Puis nouveau trousseau de documents pour la suite du voyage. À noter une innovation du gouvernement pour contrôler les voyages : les QR codes aux points de contrôle. Les QR codes sont des identifiants qui apparaissent grâce à une application sur votre téléphone et sont lus par des scanners pour détecter les personnes autorisées à voyager et détecter si c’est bien telle personne qui présente réellement son identifiant. Une impression de déjà vu ? C’est un nouveau moyen d’identification, à côté des passeports biométriques, des micropuces, des cartes d’identité nationales etc. Cet ID permet de vous suivre à la trace. Nous revînmes sur nos pas, à Hindang (Leyte). Hindang a une chapelle entièrement pourvue pour dire la messe, objets et ornements. C’est là où nous avons eu le plus de monde. L’abbé June Mark y a dit la messe pendant environ deux semaines et a réussi à dire la neuvaine complète de la missa de gallo. C’est une messe dite à l’aube, coutume venant d’Espagne, avec des luminaires pour les fidèles, du 16 au 24 décembre.
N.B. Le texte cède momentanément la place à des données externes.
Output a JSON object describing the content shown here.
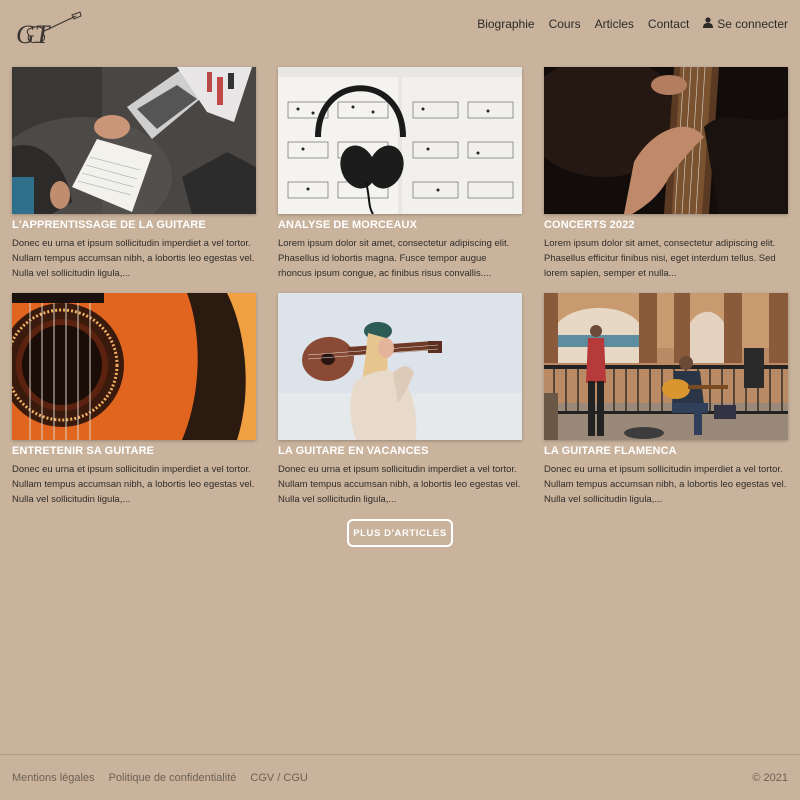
{
  "header": {
    "logo_text": "GT",
    "nav": [
      {
        "label": "Biographie"
      },
      {
        "label": "Cours"
      },
      {
        "label": "Articles"
      },
      {
        "label": "Contact"
      }
    ],
    "login_label": "Se connecter"
  },
  "articles": [
    {
      "title": "L'APPRENTISSAGE DE LA GUITARE",
      "excerpt": "Donec eu urna et ipsum sollicitudin imperdiet a vel tortor. Nullam tempus accumsan nibh, a lobortis leo egestas vel. Nulla vel sollicitudin ligula,..."
    },
    {
      "title": "ANALYSE DE MORCEAUX",
      "excerpt": "Lorem ipsum dolor sit amet, consectetur adipiscing elit. Phasellus id lobortis magna. Fusce tempor augue rhoncus ipsum congue, ac finibus risus convallis...."
    },
    {
      "title": "CONCERTS 2022",
      "excerpt": "Lorem ipsum dolor sit amet, consectetur adipiscing elit. Phasellus efficitur finibus nisi, eget interdum tellus. Sed lorem sapien, semper et nulla..."
    },
    {
      "title": "ENTRETENIR SA GUITARE",
      "excerpt": "Donec eu urna et ipsum sollicitudin imperdiet a vel tortor. Nullam tempus accumsan nibh, a lobortis leo egestas vel. Nulla vel sollicitudin ligula,..."
    },
    {
      "title": "LA GUITARE EN VACANCES",
      "excerpt": "Donec eu urna et ipsum sollicitudin imperdiet a vel tortor. Nullam tempus accumsan nibh, a lobortis leo egestas vel. Nulla vel sollicitudin ligula,..."
    },
    {
      "title": "LA GUITARE FLAMENCA",
      "excerpt": "Donec eu urna et ipsum sollicitudin imperdiet a vel tortor. Nullam tempus accumsan nibh, a lobortis leo egestas vel. Nulla vel sollicitudin ligula,..."
    }
  ],
  "more_button_label": "PLUS D'ARTICLES",
  "footer": {
    "links": [
      {
        "label": "Mentions légales"
      },
      {
        "label": "Politique de confidentialité"
      },
      {
        "label": "CGV / CGU"
      }
    ],
    "copyright": "© 2021"
  },
  "colors": {
    "background": "#c9b39c",
    "card_title": "#ffffff",
    "footer_text": "#6d6156"
  }
}
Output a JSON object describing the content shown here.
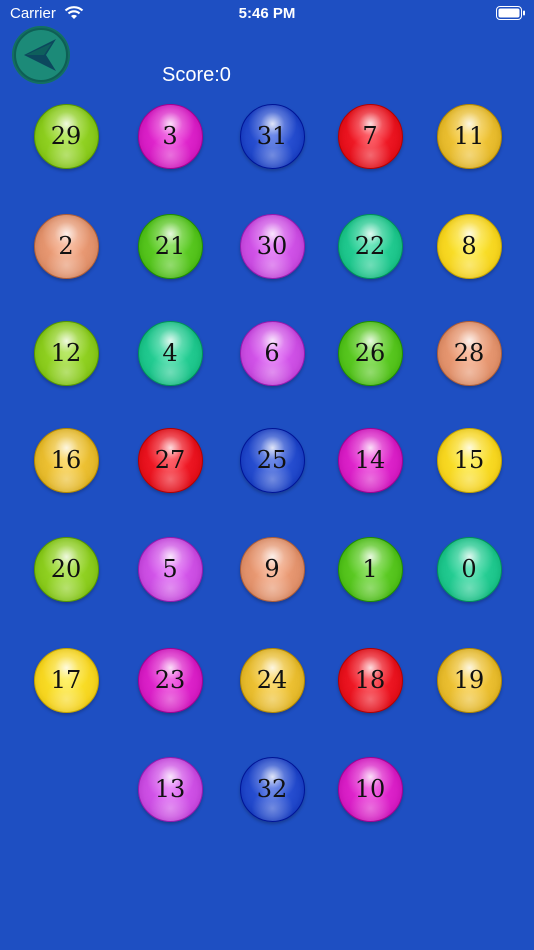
{
  "status_bar": {
    "carrier": "Carrier",
    "time": "5:46 PM"
  },
  "header": {
    "score_label": "Score:0"
  },
  "colors": {
    "background": "#1e4fc2",
    "lime": "#88c91a",
    "magenta": "#d61cc3",
    "blue": "#1f46c8",
    "red": "#e6101c",
    "gold": "#e5b92b",
    "peach": "#e0906a",
    "green": "#52c11a",
    "violet": "#c94be0",
    "teal": "#1cc48a",
    "yellow": "#f5d41e"
  },
  "balls": [
    {
      "label": "29",
      "color": "lime"
    },
    {
      "label": "3",
      "color": "magenta"
    },
    {
      "label": "31",
      "color": "blue"
    },
    {
      "label": "7",
      "color": "red"
    },
    {
      "label": "11",
      "color": "gold"
    },
    {
      "label": "2",
      "color": "peach"
    },
    {
      "label": "21",
      "color": "green"
    },
    {
      "label": "30",
      "color": "violet"
    },
    {
      "label": "22",
      "color": "teal"
    },
    {
      "label": "8",
      "color": "yellow"
    },
    {
      "label": "12",
      "color": "lime"
    },
    {
      "label": "4",
      "color": "teal"
    },
    {
      "label": "6",
      "color": "violet"
    },
    {
      "label": "26",
      "color": "green"
    },
    {
      "label": "28",
      "color": "peach"
    },
    {
      "label": "16",
      "color": "gold"
    },
    {
      "label": "27",
      "color": "red"
    },
    {
      "label": "25",
      "color": "blue"
    },
    {
      "label": "14",
      "color": "magenta"
    },
    {
      "label": "15",
      "color": "yellow"
    },
    {
      "label": "20",
      "color": "lime"
    },
    {
      "label": "5",
      "color": "violet"
    },
    {
      "label": "9",
      "color": "peach"
    },
    {
      "label": "1",
      "color": "green"
    },
    {
      "label": "0",
      "color": "teal"
    },
    {
      "label": "17",
      "color": "yellow"
    },
    {
      "label": "23",
      "color": "magenta"
    },
    {
      "label": "24",
      "color": "gold"
    },
    {
      "label": "18",
      "color": "red"
    },
    {
      "label": "19",
      "color": "gold"
    },
    {
      "label": "13",
      "color": "violet"
    },
    {
      "label": "32",
      "color": "blue"
    },
    {
      "label": "10",
      "color": "magenta"
    }
  ]
}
Noël, où Notre Sauveur Jésus Christ est né, a été célébré joyeusement à Hindang. Cette coutume a été respectée pour la première fois par un prêtre philippin, dans un grand climat de paix, en ce temps de crise.
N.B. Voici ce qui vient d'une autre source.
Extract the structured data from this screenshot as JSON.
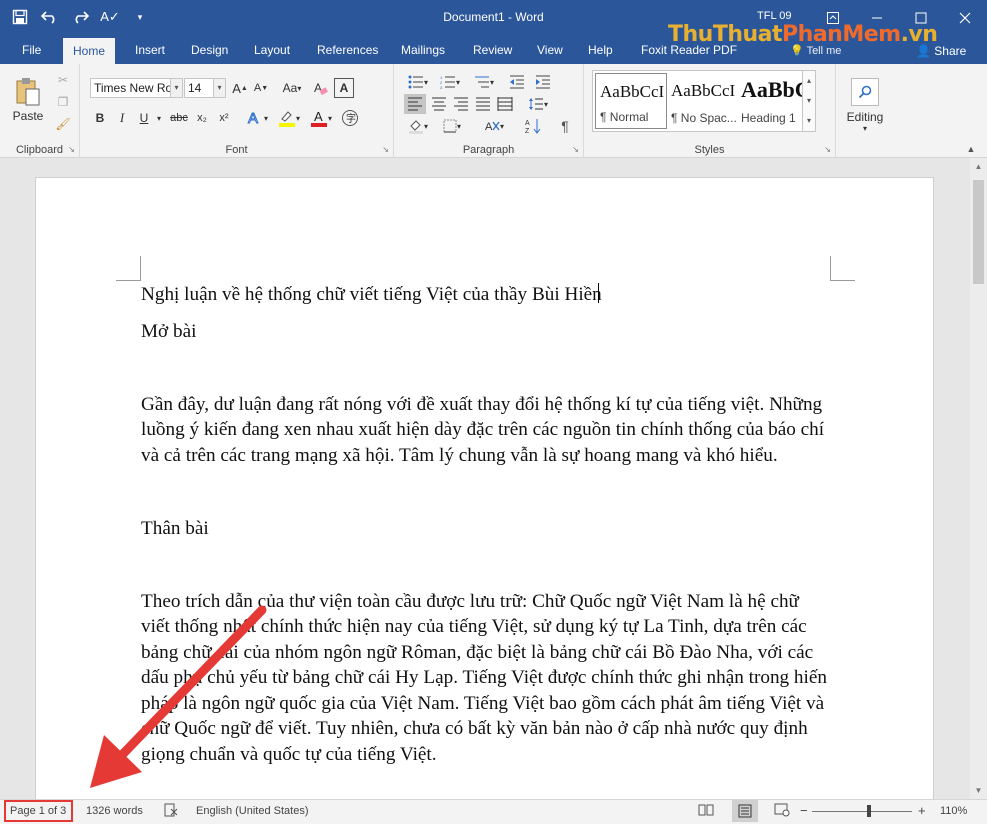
{
  "window": {
    "title": "Document1 - Word",
    "user": "TFL 09",
    "accent": "#2b579a"
  },
  "qat": {
    "icons": [
      "save-icon",
      "undo-icon",
      "redo-icon",
      "spelling-icon",
      "customize-qat-icon"
    ]
  },
  "tabs": [
    "File",
    "Home",
    "Insert",
    "Design",
    "Layout",
    "References",
    "Mailings",
    "Review",
    "View",
    "Help",
    "Foxit Reader PDF"
  ],
  "active_tab": "Home",
  "tell_me": "Tell me",
  "share": "Share",
  "watermark": {
    "part1": "ThuThuat",
    "part2": "PhanMem",
    "part3": ".vn"
  },
  "ribbon": {
    "clipboard": {
      "paste_label": "Paste",
      "group_label": "Clipboard"
    },
    "font": {
      "font_name": "Times New Ro",
      "font_size": "14",
      "group_label": "Font",
      "buttons": {
        "bold": "B",
        "italic": "I",
        "underline": "U",
        "strike": "abc",
        "subscript": "x₂",
        "superscript": "x²",
        "case": "Aa",
        "grow": "A",
        "shrink": "A"
      }
    },
    "paragraph": {
      "group_label": "Paragraph",
      "pilcrow": "¶"
    },
    "styles": {
      "group_label": "Styles",
      "items": [
        {
          "preview": "AaBbCcI",
          "name": "¶ Normal"
        },
        {
          "preview": "AaBbCcI",
          "name": "¶ No Spac..."
        },
        {
          "preview": "AaBbC",
          "name": "Heading 1"
        }
      ]
    },
    "editing": {
      "label": "Editing"
    }
  },
  "document": {
    "paragraphs": [
      "Nghị luận về hệ thống chữ viết tiếng Việt của thầy Bùi Hiền",
      "Mở bài",
      "",
      "Gần đây, dư luận đang rất nóng với đề xuất thay đổi hệ thống kí tự của tiếng việt. Những luồng ý kiến đang xen nhau xuất hiện dày đặc trên các nguồn tin chính thống của báo chí và cả trên các trang mạng xã hội. Tâm lý chung vẫn là sự hoang mang và khó hiểu.",
      "",
      "Thân bài",
      "",
      "Theo trích dẫn của thư viện toàn cầu được lưu trữ: Chữ Quốc ngữ Việt Nam là hệ chữ viết thống nhất chính thức hiện nay của tiếng Việt, sử dụng ký tự La Tinh, dựa trên các bảng chữ cái của nhóm ngôn ngữ Rôman, đặc biệt là bảng chữ cái Bồ Đào Nha, với các dấu phụ chủ yếu từ bảng chữ cái Hy Lạp. Tiếng Việt được chính thức ghi nhận trong hiến pháp là ngôn ngữ quốc gia của Việt Nam. Tiếng Việt bao gồm cách phát âm tiếng Việt và chữ Quốc ngữ để viết. Tuy nhiên, chưa có bất kỳ văn bản nào ở cấp nhà nước quy định giọng chuẩn và quốc tự của tiếng Việt."
    ]
  },
  "status": {
    "page": "Page 1 of 3",
    "words": "1326 words",
    "language": "English (United States)",
    "zoom": "110%",
    "zoom_minus": "−",
    "zoom_plus": "+",
    "highlight_color": "#e53935"
  }
}
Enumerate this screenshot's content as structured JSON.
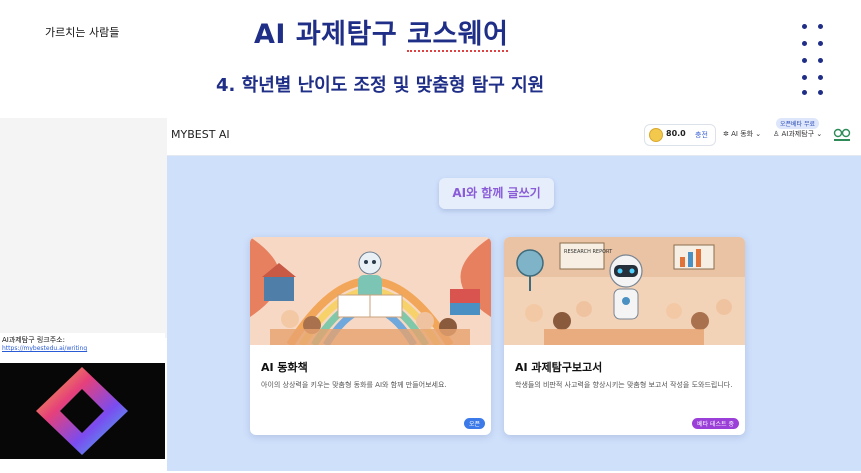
{
  "slide": {
    "corner_label": "가르치는 사람들",
    "title_prefix": "AI 과제탐구 ",
    "title_underlined": "코스웨어",
    "subtitle": "4. 학년별 난이도 조정 및 맞춤형 탐구 지원"
  },
  "app": {
    "brand": "MYBEST AI",
    "points": "80.0",
    "recharge_label": "충전",
    "nav": [
      {
        "label": "AI 동화 ⌄",
        "icon": "sparkle-icon"
      },
      {
        "label": "AI과제탐구 ⌄",
        "icon": "person-icon"
      }
    ],
    "beta_pill": "오픈베타 무료",
    "hero_badge": "AI와 함께 글쓰기",
    "cards": [
      {
        "title": "AI 동화책",
        "description": "아이의 상상력을 키우는 맞춤형 동화를 AI와 함께 만들어보세요.",
        "tag": "오픈"
      },
      {
        "title": "AI 과제탐구보고서",
        "description": "학생들의 비판적 사고력을 향상시키는 맞춤형 보고서 작성을 도와드립니다.",
        "tag": "베타 테스트 중",
        "image_sign": "RESEARCH REPORT"
      }
    ]
  },
  "link_panel": {
    "title": "AI과제탐구 링크주소:",
    "url": "https://mybestedu.ai/writing"
  },
  "colors": {
    "title_navy": "#1f2e86",
    "app_bg": "#cfe0fb",
    "accent_blue": "#3b7ae8",
    "accent_purple": "#9a3fd8"
  }
}
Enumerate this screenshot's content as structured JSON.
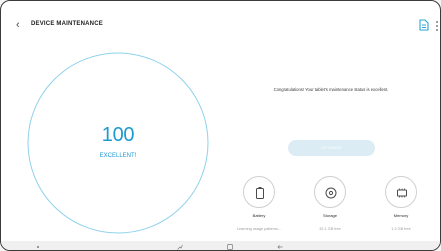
{
  "header": {
    "title": "DEVICE MAINTENANCE"
  },
  "score": {
    "value": "100",
    "status": "EXCELLENT!"
  },
  "message": "Congratulations! Your tablet's maintenance status is excellent.",
  "optimize_label": "OPTIMIZE",
  "features": [
    {
      "name": "Battery",
      "sub": "Learning usage patterns..."
    },
    {
      "name": "Storage",
      "sub": "32.1 GB free"
    },
    {
      "name": "Memory",
      "sub": "1.2 GB free"
    }
  ],
  "colors": {
    "accent": "#1c9ad1",
    "ring": "#8fd2ec",
    "button": "#dcecf4"
  }
}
Après Hindang, l’abbé June Mark décida de se rendre à Ormoc. Mais nous éprouvâmes un retard dû à la réponse tardive des autorités locales. Retour à Maasin. Séjour sur place d’un peu moins de cinq jours. En arrivant nous apprîmes tristement qu’une fidèle était décédée : l’abbé Mark dit une messe de Requiem pour l’âme de Mme Nieves Lao. Le 31 décembre 2020 les papiers sont en règle pour Ormoc. Cinq jours à Ormoc. Mais il y eut peu de monde à cause des mesures de restriction. Nouveau test à Ormoc : un test rapide pour servir de preuve que nous n’étions pas suspects d’être des possibles cas de Covid. Les fidèles à Ormoc ont dû faire de gros efforts pour recevoir autant que possible les sacrements. Ce sont vraiment les restrictions qui les ont entravés. La patience et l’attente sont les rayons de l’Espérance qui nous ont permis de remplir notre mission.

Enfin, Baybay (Leyte) où l’abbé célébra un mariage.

Immense gratitude à Dieu Tout-Puissant et à Notre Dame pour nous avoir permis de remplir notre devoir en ces temps improbables. Cette mission super-impossible fut un succès.